Afterward, NPR news anchor Michele Norris thanked her colleague for "taking us to church."
In the "Literary Evenings" audience sat many of the 25 local women who make up the Aurora Reading Club of Pittsburgh, one of the nation's oldest African-American book groups.
Many Aurora members are active in their churches and communities; they include educators, a speech clinician and a lawyer. Their reading list ranges from Elie Wiesel's "Night" to "The Colors of Courage," an account of the Gettysburg battle from the viewpoint of women, immigrants and African-Americans.
Founded by six women in the Hill District in 1894, Aurora Club members read a wide variety of titles, take in the city's cultural offerings and inspire one another to cut new paths of opportunity. Their motto is "Lifting As We Climb." That evening, the club co-sponsored a reception for the authors with the United Black Book Clubs of Pittsburgh, whose members also attended.
Inez Miles, the Aurora's immediate past president and a vice president of risk management at the Downtown office of Citizens Bank, said many of the organization's members are pioneers, citing club member and community activist Lavera Brown, who served as director of the NAACP's local chapter from 2001 through 2004.
"These women made it possible for women in my age group to do what we do," said Ms.
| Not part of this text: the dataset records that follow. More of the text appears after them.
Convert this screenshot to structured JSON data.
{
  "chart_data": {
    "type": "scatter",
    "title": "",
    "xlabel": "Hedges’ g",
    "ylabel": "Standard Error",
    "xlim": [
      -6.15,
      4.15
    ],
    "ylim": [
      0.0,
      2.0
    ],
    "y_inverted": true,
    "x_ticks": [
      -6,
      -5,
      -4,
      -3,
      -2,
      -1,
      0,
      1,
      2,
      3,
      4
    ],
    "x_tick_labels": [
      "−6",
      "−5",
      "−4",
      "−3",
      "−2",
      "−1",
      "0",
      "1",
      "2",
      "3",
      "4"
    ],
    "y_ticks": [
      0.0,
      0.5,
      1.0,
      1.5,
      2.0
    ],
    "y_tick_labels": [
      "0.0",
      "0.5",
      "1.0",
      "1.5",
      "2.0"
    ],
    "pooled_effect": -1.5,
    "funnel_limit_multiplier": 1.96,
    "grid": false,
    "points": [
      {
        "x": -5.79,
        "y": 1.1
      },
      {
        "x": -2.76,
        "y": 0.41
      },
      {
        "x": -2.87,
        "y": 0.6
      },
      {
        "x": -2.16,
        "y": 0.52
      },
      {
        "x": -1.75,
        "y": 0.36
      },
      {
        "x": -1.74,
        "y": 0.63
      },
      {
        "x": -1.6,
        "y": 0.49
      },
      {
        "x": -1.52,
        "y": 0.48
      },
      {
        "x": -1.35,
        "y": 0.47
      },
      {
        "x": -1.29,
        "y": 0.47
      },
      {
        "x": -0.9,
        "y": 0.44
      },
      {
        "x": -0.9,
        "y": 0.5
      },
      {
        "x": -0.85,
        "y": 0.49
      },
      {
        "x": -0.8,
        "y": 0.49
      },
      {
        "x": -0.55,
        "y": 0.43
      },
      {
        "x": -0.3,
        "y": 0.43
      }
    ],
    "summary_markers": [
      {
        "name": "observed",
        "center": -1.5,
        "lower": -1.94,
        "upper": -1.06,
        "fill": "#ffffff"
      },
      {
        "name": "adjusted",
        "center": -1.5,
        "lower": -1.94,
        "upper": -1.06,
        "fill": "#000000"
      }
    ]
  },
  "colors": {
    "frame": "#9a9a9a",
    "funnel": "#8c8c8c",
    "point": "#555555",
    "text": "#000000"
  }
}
Miles, who lives in Wilkinsburg and was elected to membership in 2005.
"The women were so interesting and bright. They're well traveled. They're well read," she said, adding that about half still work full time while the other half are retired.
Last year, club members discussed "The Warmth of Other Suns," Ms. Wilkerson's moving account of three black people who left the segregated South for better lives in California, Chicago and New York. The book made Ms. Miles wonder if any of her ancestors had been slaves. Her questions led to a family heirloom with a story all its own.